Lufthansa offers to manage the transfer of the victims´ remains to their home countries and the related organisational matters for the family members. They will arrange everything according to our wishes. This also includes working with a French funeral home. We guess that transferring a casket is quite a complicated process requiring a lot of paperwork so we agree. We also don´t feel able to organise all these things on our own as we don´t have the mental or especially the physical strength.
My husband´s colleagues visit us for the first time since the crash. They carry a huge fruit basket past us and put it on the kitchen table. We can really use it. Maybe the vitamins will chase away the fatigue and lack of motivation?
We sit in the living room and they express their condolences and those of their employees. We say empty phrases.

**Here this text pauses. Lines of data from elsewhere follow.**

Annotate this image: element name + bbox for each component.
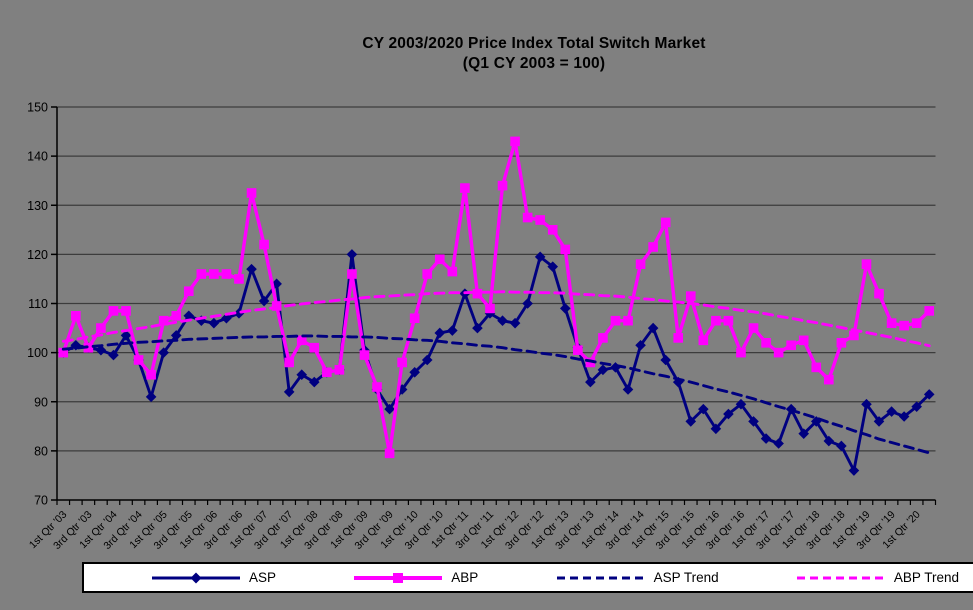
chart-title-line1: CY 2003/2020 Price Index Total Switch Ma… xyxy=(362,35,706,52)
chart-title: CY 2003/2020 Price Index Total Switch Ma… xyxy=(95,34,973,74)
asp-solid-line-sample xyxy=(152,572,240,583)
chart-title-line2: (Q1 CY 2003 = 100) xyxy=(462,55,606,72)
svg-text:140: 140 xyxy=(27,150,48,164)
svg-text:100: 100 xyxy=(27,346,48,360)
legend-item-asp: ASP xyxy=(150,570,276,585)
legend-item-asp-trend: ASP Trend xyxy=(555,570,719,585)
legend-label-asp-trend: ASP Trend xyxy=(653,570,719,585)
legend-item-abp-trend: ABP Trend xyxy=(795,570,959,585)
legend-label-abp: ABP xyxy=(451,570,479,585)
svg-text:130: 130 xyxy=(27,199,48,213)
svg-text:120: 120 xyxy=(27,248,48,262)
legend-label-asp: ASP xyxy=(249,570,277,585)
legend-item-abp: ABP xyxy=(352,570,478,585)
legend-label-abp-trend: ABP Trend xyxy=(893,570,959,585)
abp-solid-line-sample xyxy=(354,572,443,583)
legend: ASP ABP ASP Trend ABP Trend xyxy=(82,562,973,593)
svg-text:110: 110 xyxy=(28,297,48,311)
svg-text:150: 150 xyxy=(27,101,48,115)
asp-trend-dashed-line-sample xyxy=(556,576,645,579)
svg-text:80: 80 xyxy=(34,444,48,458)
svg-text:70: 70 xyxy=(34,494,48,508)
svg-text:90: 90 xyxy=(34,395,48,409)
abp-trend-dashed-line-sample xyxy=(796,576,885,579)
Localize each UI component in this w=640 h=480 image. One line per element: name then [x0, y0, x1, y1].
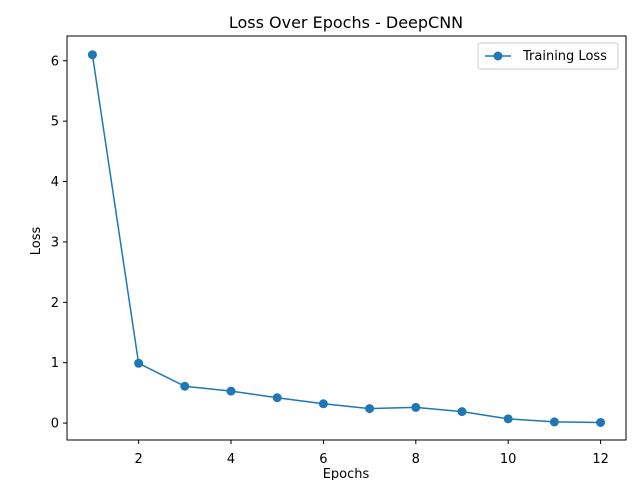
series-line — [91, 54, 601, 424]
y-tick-label: 2 — [51, 296, 59, 311]
x-tick-label: 10 — [500, 452, 517, 467]
data-point — [503, 414, 513, 424]
y-axis-label: Loss — [29, 227, 44, 256]
data-point — [180, 381, 190, 391]
data-point — [596, 417, 606, 427]
y-tick-label: 0 — [51, 417, 59, 432]
y-tick-label: 5 — [51, 115, 59, 130]
legend-marker-swatch — [493, 51, 503, 61]
chart-legend: Training Loss — [477, 42, 619, 70]
x-tick-label: 4 — [227, 452, 235, 467]
y-tick-label: 6 — [51, 54, 59, 69]
data-point — [411, 402, 421, 412]
x-tick-label: 8 — [412, 452, 420, 467]
x-tick-label: 6 — [319, 452, 327, 467]
data-point — [365, 404, 375, 414]
x-axis-label: Epochs — [323, 467, 370, 480]
x-tick-label: 12 — [592, 452, 609, 467]
y-tick-label: 4 — [51, 175, 59, 190]
series-training-loss — [87, 50, 606, 427]
data-point — [87, 50, 97, 60]
y-axis-ticks: 0 1 2 3 4 5 6 — [51, 54, 67, 432]
data-point — [134, 358, 144, 368]
x-tick-label: 2 — [134, 452, 142, 467]
legend-label-training-loss: Training Loss — [522, 49, 607, 64]
data-point — [457, 407, 467, 417]
data-point — [226, 386, 236, 396]
data-point — [549, 417, 559, 427]
data-point — [318, 399, 328, 409]
legend-box — [477, 42, 619, 70]
data-point — [272, 393, 282, 403]
plot-area-frame — [66, 35, 627, 441]
y-tick-label: 1 — [51, 356, 59, 371]
y-tick-label: 3 — [51, 235, 59, 250]
chart-title: Loss Over Epochs - DeepCNN — [229, 13, 463, 32]
x-axis-ticks: 2 4 6 8 10 12 — [134, 440, 609, 467]
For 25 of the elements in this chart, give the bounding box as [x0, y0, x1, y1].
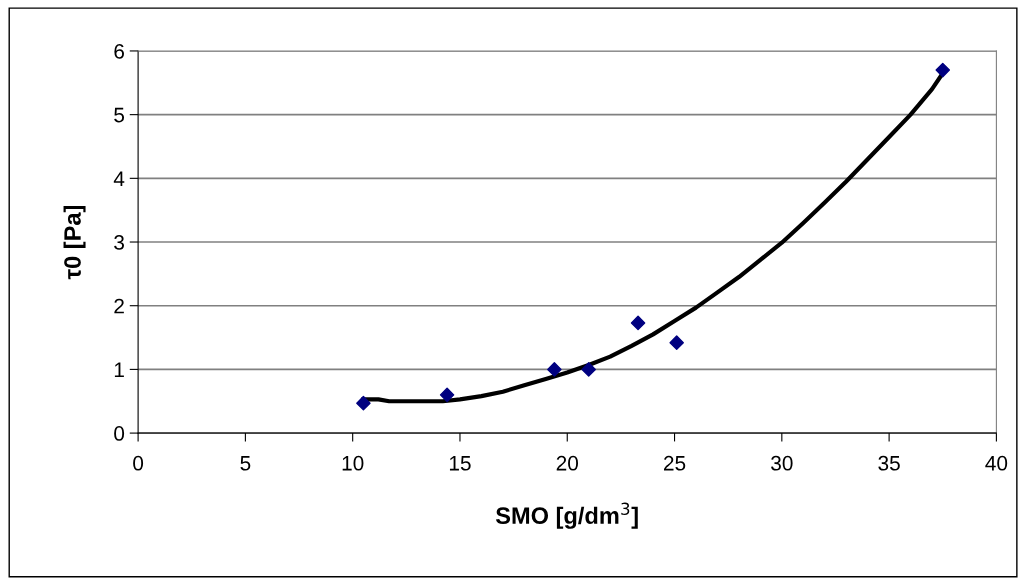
y-axis-title: τ0 [Pa]	[63, 205, 86, 280]
y-tick-label: 4	[113, 171, 125, 186]
point	[935, 62, 951, 78]
point	[669, 335, 684, 350]
y-tick-label: 5	[114, 107, 125, 123]
x-tick-label: 40	[985, 455, 1008, 471]
y-tick-label: 0	[114, 426, 125, 441]
x-tick-label: 5	[240, 456, 251, 471]
y-tick-label: 6	[114, 43, 124, 59]
point	[630, 315, 646, 331]
x-tick-label: 20	[556, 455, 579, 471]
y-tick-label: 1	[114, 362, 124, 377]
x-tick-label: 0	[133, 455, 144, 471]
x-tick-label: 15	[449, 456, 471, 471]
y-tick-label: 2	[114, 298, 124, 314]
y-tick-label: 3	[114, 235, 124, 250]
point	[547, 362, 562, 377]
point	[356, 395, 371, 411]
x-axis-title: SMO [g/dm$^{3}$]	[495, 502, 638, 529]
x-tick-label: 10	[342, 455, 364, 471]
x-tick-label: 35	[878, 455, 900, 471]
x-tick-label: 25	[664, 455, 686, 471]
x-tick-label: 30	[771, 455, 793, 471]
point	[439, 387, 455, 403]
point	[581, 362, 596, 377]
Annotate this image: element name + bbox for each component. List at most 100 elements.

Suddenly Jasmin says, “Before we came we were thinking about how we should act around you. That´s difficult because what happened is so awful. We have no words. We´re not sure, but now we´re here.“
I´m glad for her honesty.
“It´s best to act like you always do. You don´t have to treat us with kid gloves. Talk or just listen,“ I say, adding, “and if I suddenly burst into tears, that´s also normal in this situation.“
We start talking. We speak a lot about our son´s death, the imminent transfer of his remains, reports from Le Vernet, etc.
Eventually we talk about things which have nothing to do with the disaster. I notice that the visit does us good and is a total distraction. We´re even able to laugh.
In the evening we eat some fruit from the fruit basket.